Il frontaliere respinto  pronto alla vendetta  «Boicottiamo la Svizzera»
CHIASSO Sulle locandine dei settimanali svizzeri le polemiche sui frontalieri

Il frontaliere respinto

pronto alla vendetta

«Boicottiamo la Svizzera»

Cercava lavoro ma la risposta era: «Priorità ai residenti». Dure reazioni da parte dei politici a meno di due mesi dalle elezioni

Ha fatto parecchio rumore in Ticino la presa di posizione - decisamente forte - di un frontaliere in cerca di una nuova occupazione nel Cantone di confine.

La prassi è la medesima di sempre: curriculum inviato e tante speranze di trovare subito un nuovo posto di lavoro oltreconfine. L’epilogo però è diverso rispetto a molte altre storie analoghe. Già perché in diverse mail si è sentito rispondere che «la priorità va a persone residenti sul territorio». Insomma, in scena è andato il più classico dei “Prima i nostri!”, tanto sbandierato dalle forze politiche anti-frontalieri (Lega dei Ticinesi e Udc) e oggetto anche di una consultazione popolare in salsa ticinese votata dal popolo (era il 25 settembre 2016), ma bocciata - secondo copione - da Berna, salvo un’applicazione light in auge dal 1° luglio 2018.

Da qui la possibilità delle aziende di aprire un canale preferenziale - a determinate condizioni - per i residenti. È il finale di questa storia ad aver infiammato parte della politica ticinese. Già perché il frontaliere deluso dall’atteggiamento di diverse aziende del vicino Cantone ha invitato «ad evitare di comprare qualsiasi merce prodotta in Ticino, in Svizzera, optando solo per prodotti Ue». Meno praticabile la proposta di «un referendum per far pagare dazi doganali alla Svizzera». A meno di due mesi dalle elezioni federali, le dichiarazioni di questo frontaliere - decisamente contrariato per la situazione in essere - non potevano certo passare inosservate in Ticino. «Questo signore ha ricevuto la pagnotta grazie al Ticino e tuttora la riceve seppur parzialmente, però invita pubblicamente a boicottare il nostro Paese? - si chiede Lorenzo Quadri (Lega dei Ticinesi), in corsa per una riconferma a Berna -. La risposta è semplice: divieto di ingresso in Svizzera. E ritiro immediato dell’autorizzazione a svolgere qualsiasi lavoro nel nostro Paese». Anche il deputato leghista Massimiliano Robbiani non è certo andato per il sottile: «Venite da noi a lavorare (rivolto ai frontalieri, ndr) e non spendete un centesimo - scrive Robbiani -. Portate persino il vostro pranzo da casa pur di non lasciare un franco dove giornalmente andate a guadagnare la pagnotta».
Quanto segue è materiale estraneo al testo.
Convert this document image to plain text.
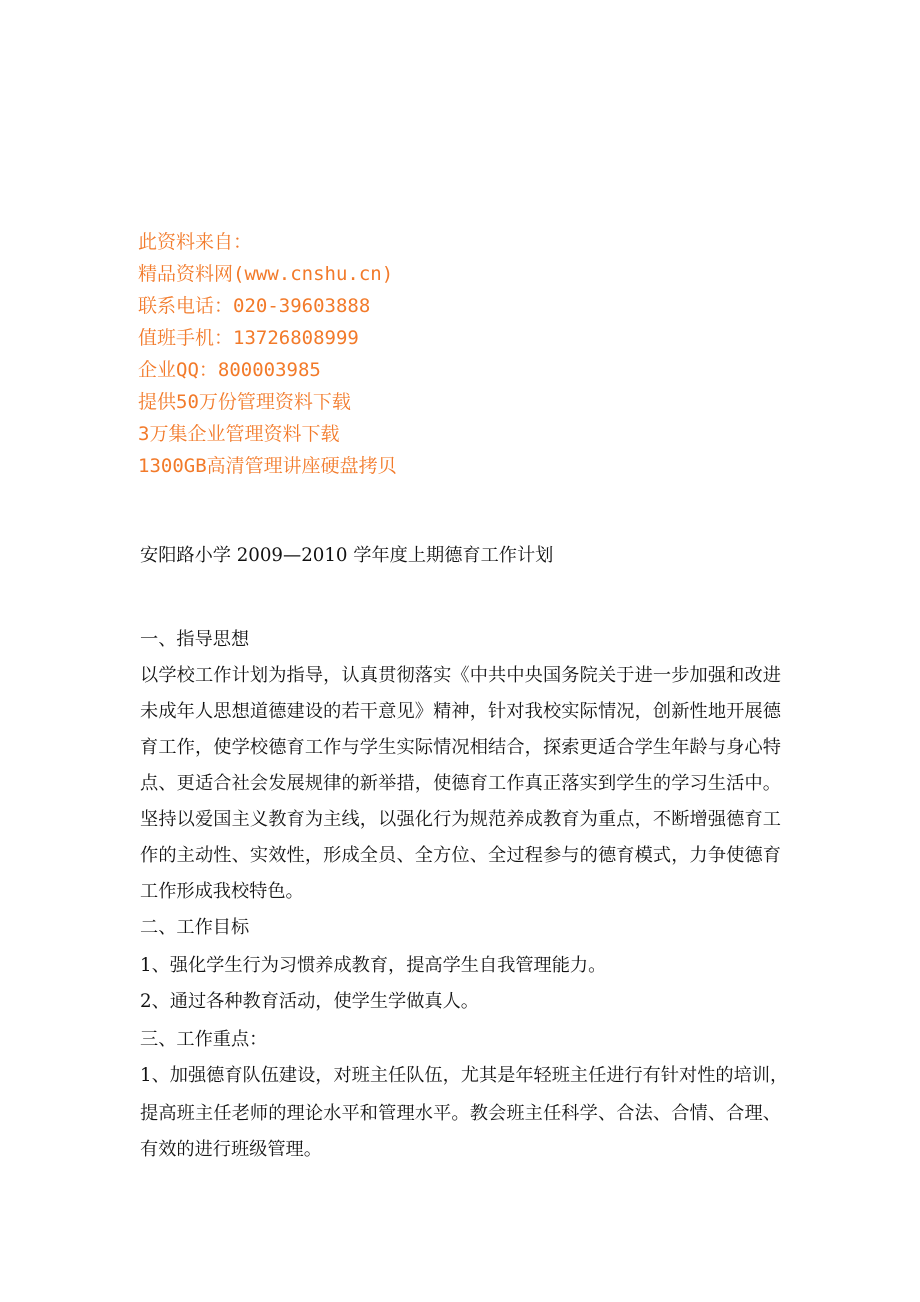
此资料来自：
精品资料网(www.cnshu.cn)
联系电话：020-39603888
值班手机：13726808999
企业QQ：800003985
提供50万份管理资料下载
3万集企业管理资料下载
1300GB高清管理讲座硬盘拷贝
安阳路小学 2009—2010 学年度上期德育工作计划
一、指导思想
以学校工作计划为指导，认真贯彻落实《中共中央国务院关于进一步加强和改进
未成年人思想道德建设的若干意见》精神，针对我校实际情况，创新性地开展德
育工作，使学校德育工作与学生实际情况相结合，探索更适合学生年龄与身心特
点、更适合社会发展规律的新举措，使德育工作真正落实到学生的学习生活中。
坚持以爱国主义教育为主线，以强化行为规范养成教育为重点，不断增强德育工
作的主动性、实效性，形成全员、全方位、全过程参与的德育模式，力争使德育
工作形成我校特色。
二、工作目标
1、强化学生行为习惯养成教育，提高学生自我管理能力。
2、通过各种教育活动，使学生学做真人。
三、工作重点：
1、加强德育队伍建设，对班主任队伍，尤其是年轻班主任进行有针对性的培训，
提高班主任老师的理论水平和管理水平。教会班主任科学、合法、合情、合理、
有效的进行班级管理。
Dunque la nuova polemica è innescata. E tutto questo senza scomodare gli episodi del passato, in primis quello del dicembre 2018, costato il licenziamento ad una frontaliera per un video postato su youtube in cui la giovane metteva “nel mirino” i vigili ticinesi, rei di averla multata. «L’hanno fatto perché solo italiana. La multa ce l’ho io perchè questi sono svizzeri», le sue parole.

Una vicenda che aveva fatto molto discutere lungo la linea di confine (e non solo). La giovane frontaliera - impeccabile sino a quel momento il suo comportamento all’interno dell’azienda - aveva poi chiesto scusa. Scuse che però non avevano fatto cambiar idea all’azienda, la quale aveva sentenziato che «è nostro compito agire contro comportamenti inaccettabili».